My four big non-Tigers/Wolverines PCs all get in on the action today too. Ken Griffey Jr. (439 cards) is represented here from the love-it-or-hate-it credit card-themed 1995 Studio set. I count myself as a fan, but then again it's rare for me to see a version of Studio I don't like. In this case I kind of enjoy seeing some of the stats up front. How did Junior sock 40 dingers and plate just 90 runs? The answer: this card's stats reflect the strike-shortened '94 season, when he posted those numbers in just 111 games!Tony Gwynn (262 cards). I scored three inserts from a couple decades ago but unfortunately ran out of room in the tags to include "90s inserts rule". Whatever, it's the thought that counts. Those include the shiny Statistical Standouts from 1994 Leaf; the even more credit card-like Gold version of Gwynn's '95 Studio issue; and a gorgeous foil-and-hologram mashup called Special FX from 1996 SP. Those are followed by a very classy Faces of the Game insert from 2000 UD, then a much more modern card from the Also Known As set available in the fantastic 2015 Diamond Kings product.
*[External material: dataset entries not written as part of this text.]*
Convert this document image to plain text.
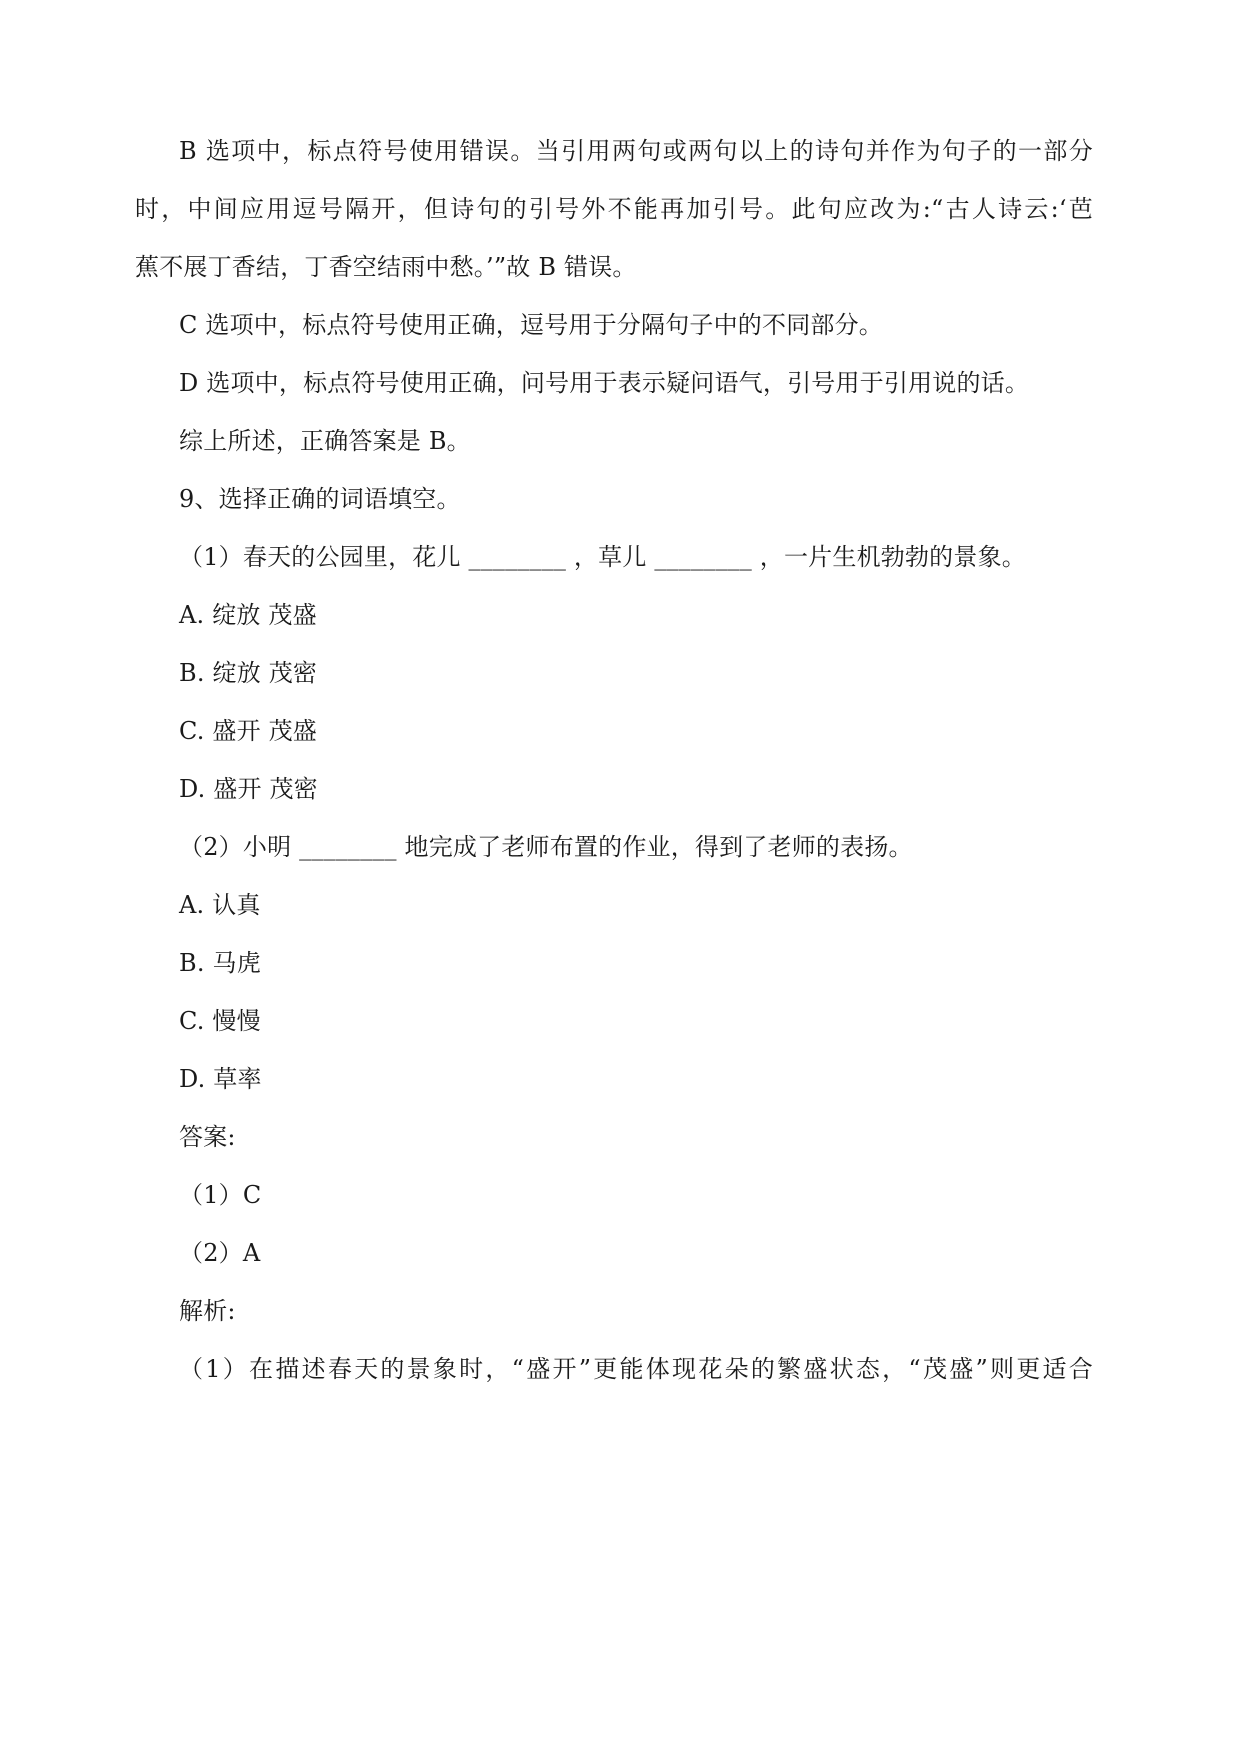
B 选项中，标点符号使用错误。当引用两句或两句以上的诗句并作为句子的一部分

时，中间应用逗号隔开，但诗句的引号外不能再加引号。此句应改为:“古人诗云:‘芭

蕉不展丁香结，丁香空结雨中愁。’”故 B 错误。

C 选项中，标点符号使用正确，逗号用于分隔句子中的不同部分。

D 选项中，标点符号使用正确，问号用于表示疑问语气，引号用于引用说的话。

综上所述，正确答案是 B。

9、选择正确的词语填空。

（1）春天的公园里，花儿 ________ ，草儿 ________ ，一片生机勃勃的景象。

A. 绽放 茂盛

B. 绽放 茂密

C. 盛开 茂盛

D. 盛开 茂密

（2）小明 ________ 地完成了老师布置的作业，得到了老师的表扬。

A. 认真

B. 马虎

C. 慢慢

D. 草率

答案:

（1）C

（2）A

解析:

（1）在描述春天的景象时，“盛开”更能体现花朵的繁盛状态，“茂盛”则更适合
Five new Gwynns equals a pretty nice day!
Barry Larkin (353 cards). 1991 saw him appear in his fourth straight Midsummer Classic, and he'd add eight to that total before he retired in 2004.
Greg Maddux (275 cards) was the big winner of this show on the strength of these six cards, the latter four of which are lower-end offerings from 2014-2016 Topps. The former two come from fairly interesting products, though--these base cards hail from 2003 Topps Pristine and 2004 Diamond Kings. The second of the pair is from a subset called Flashback and depicts a younger Mad Dog in his first go-round with the Cubbies. Note that these are sorted chronologically and alphabetically, and they alternate between Atlanta and Chicago unis!
Hal Morris (107 cards) is admittedly a bit of a stretch--this '94 insert is actually a Montreal Expos Stadium Club Team card. But Hal features so prominently that I feel justified in including it in his collection even though it doesn't appear on his checklist per Beckett. What do they know anyway? Make that tag, Hal!
Cal Ripken Jr. (405 cards) made a couple appearances this time. The card on the left is an Extreme Corps subset from '95 Stadium Club. Remember the 90s, when everything was EXTREME? To the right is my third example from '95 Studio, in this case Cal's base card. Like his fellow Junior, Cal had a pretty nice '94 season considering its brevity.
Alan Trammell (123 cards). Sorry, I couldn't find a Whitaker to go with it this time! Those of you with good cardboard educations probably recognize this design instantly: 1981 Fleer. Tram was just coming off the best season in his young career when this product made its debut, but his legend would truly grow three years later.
Justin Verlander (236 cards) piled up 10 strikeouts and earned the win over the division rival White Sox as he looks to put up another excellent season. It's hard to believe that it was 11 years ago when JV pitched his first full season for Detroit, piling up 17 wins en route to the A.L. ROY and and World Series appearance. This 2007 Topps Generation Now card highlights the sixth of those victories, and I also have cards for wins #2, 5, 8, and 14. I may pick up the rest eventually. Here's hoping Mr. Kate Upton exceeds that total of 17 wins in 2017!
Like I said, this was a nice way to get the bad taste of that terrible other show out of my mouth. Until next month's, I'm happy to have more trade packages to show off soon!